Retour au stand, on passe la ligne de départ et boum : David glisse et se retrouve le cul dans l’herbe grasse. Heureusement, les 300.000 personnes alentours regardaient ailleurs. Ah ben non en fait …

Après un moment, il se relève, me dit s’être fait mal au genou mais n’insiste pas et remonte sur le vélo, direction le lavage. Personne ne s’aperçoit qu’il souffre vraiment. Il portera une gouttière deux à trois semaines …

Après avoir fait la queue à l’unique (!) tuyau d’arrosage disponible et m’être arrangé avec Didier et David pour le retour au bercail, je me dirige vers le parking pour rejoindre les Thoor à qui j’ai confié mes affaires le matin et les surprend en slip en train de se laver dans leur camionette. Terrifiant spectacle qui hantera longtemps mes nuits. L’écart était finalement minime, on aurait pu et dû s’attendre c’est évident !! Une leçon pour la prochaine fois. Bernard se venge en me vidant un bidon d’eau glacé sur la tête, soi-disant pour me débarbouiller un peu avant de me changer mais je ne suis pas dupe. Frigorifié, je me précipite vers mon sac et m’aperçois que, dans l’agitation matinale, je n’ai emporté qu’un pantalon et une chemisette. Ni serviette, ni sous-vêtement et pas plus de pull, veste, chaussette ou chaussure …

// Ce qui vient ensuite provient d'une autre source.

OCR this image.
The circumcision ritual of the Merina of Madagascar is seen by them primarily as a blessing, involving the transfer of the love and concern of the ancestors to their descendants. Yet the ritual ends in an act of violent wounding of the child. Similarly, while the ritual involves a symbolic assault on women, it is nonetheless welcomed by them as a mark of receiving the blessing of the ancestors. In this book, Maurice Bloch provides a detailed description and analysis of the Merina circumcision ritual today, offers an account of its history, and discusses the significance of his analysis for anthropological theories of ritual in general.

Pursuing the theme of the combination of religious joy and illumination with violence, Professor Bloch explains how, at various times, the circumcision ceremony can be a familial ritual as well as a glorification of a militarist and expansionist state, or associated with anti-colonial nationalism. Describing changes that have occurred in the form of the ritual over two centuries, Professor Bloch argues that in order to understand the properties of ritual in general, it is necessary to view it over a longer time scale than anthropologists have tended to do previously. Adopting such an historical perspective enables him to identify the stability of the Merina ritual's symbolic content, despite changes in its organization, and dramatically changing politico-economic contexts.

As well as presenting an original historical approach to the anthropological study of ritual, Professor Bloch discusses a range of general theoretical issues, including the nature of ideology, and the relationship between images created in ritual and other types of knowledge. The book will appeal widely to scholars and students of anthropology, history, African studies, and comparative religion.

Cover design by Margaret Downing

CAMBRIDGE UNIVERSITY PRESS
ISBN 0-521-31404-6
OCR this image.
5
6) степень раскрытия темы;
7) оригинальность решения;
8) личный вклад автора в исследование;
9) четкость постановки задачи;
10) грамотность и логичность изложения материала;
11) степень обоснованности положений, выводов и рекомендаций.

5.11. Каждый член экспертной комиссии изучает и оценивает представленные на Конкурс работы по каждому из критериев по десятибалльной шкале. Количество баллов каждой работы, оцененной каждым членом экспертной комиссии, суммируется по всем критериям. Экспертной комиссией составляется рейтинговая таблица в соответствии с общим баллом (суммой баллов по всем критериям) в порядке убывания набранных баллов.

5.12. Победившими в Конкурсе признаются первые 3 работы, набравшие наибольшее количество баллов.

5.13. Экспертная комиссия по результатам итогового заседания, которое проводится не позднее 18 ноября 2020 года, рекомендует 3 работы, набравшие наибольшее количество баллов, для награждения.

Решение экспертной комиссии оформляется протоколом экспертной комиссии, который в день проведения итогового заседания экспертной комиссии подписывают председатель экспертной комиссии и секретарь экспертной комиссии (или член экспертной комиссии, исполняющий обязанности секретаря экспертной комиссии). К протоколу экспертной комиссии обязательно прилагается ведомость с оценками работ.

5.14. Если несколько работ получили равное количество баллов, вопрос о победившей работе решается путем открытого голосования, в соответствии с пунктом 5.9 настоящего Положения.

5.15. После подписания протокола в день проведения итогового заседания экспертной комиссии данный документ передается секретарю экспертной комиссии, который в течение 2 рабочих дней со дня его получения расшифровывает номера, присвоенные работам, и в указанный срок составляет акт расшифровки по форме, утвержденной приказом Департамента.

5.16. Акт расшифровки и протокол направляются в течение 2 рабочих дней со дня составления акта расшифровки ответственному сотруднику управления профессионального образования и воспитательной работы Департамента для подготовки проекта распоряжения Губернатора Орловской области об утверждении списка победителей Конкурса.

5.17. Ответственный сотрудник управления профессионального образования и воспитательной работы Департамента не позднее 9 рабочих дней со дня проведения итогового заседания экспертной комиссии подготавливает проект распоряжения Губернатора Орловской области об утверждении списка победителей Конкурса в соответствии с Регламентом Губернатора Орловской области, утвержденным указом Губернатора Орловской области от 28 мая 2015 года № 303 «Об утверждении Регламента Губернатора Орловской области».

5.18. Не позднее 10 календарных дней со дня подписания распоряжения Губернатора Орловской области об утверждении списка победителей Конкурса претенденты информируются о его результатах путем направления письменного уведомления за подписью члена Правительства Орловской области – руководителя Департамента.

Congelé, je reviens vers le stade sous la pluie battante pour retrouver les Dumilly qui me ramènent chez moi. Les épouses sont aux anges, leur ballade les a emballées. Mes femmes n’ont pas réussi à les retrouver (en fait elles se sont croisées, il y a du chemin à faire niveau organisation…) mais me diront avoir adoré la sortie. Les enfants ronflent à côté de moi, j’ai bien du mal à ne pas les imiter.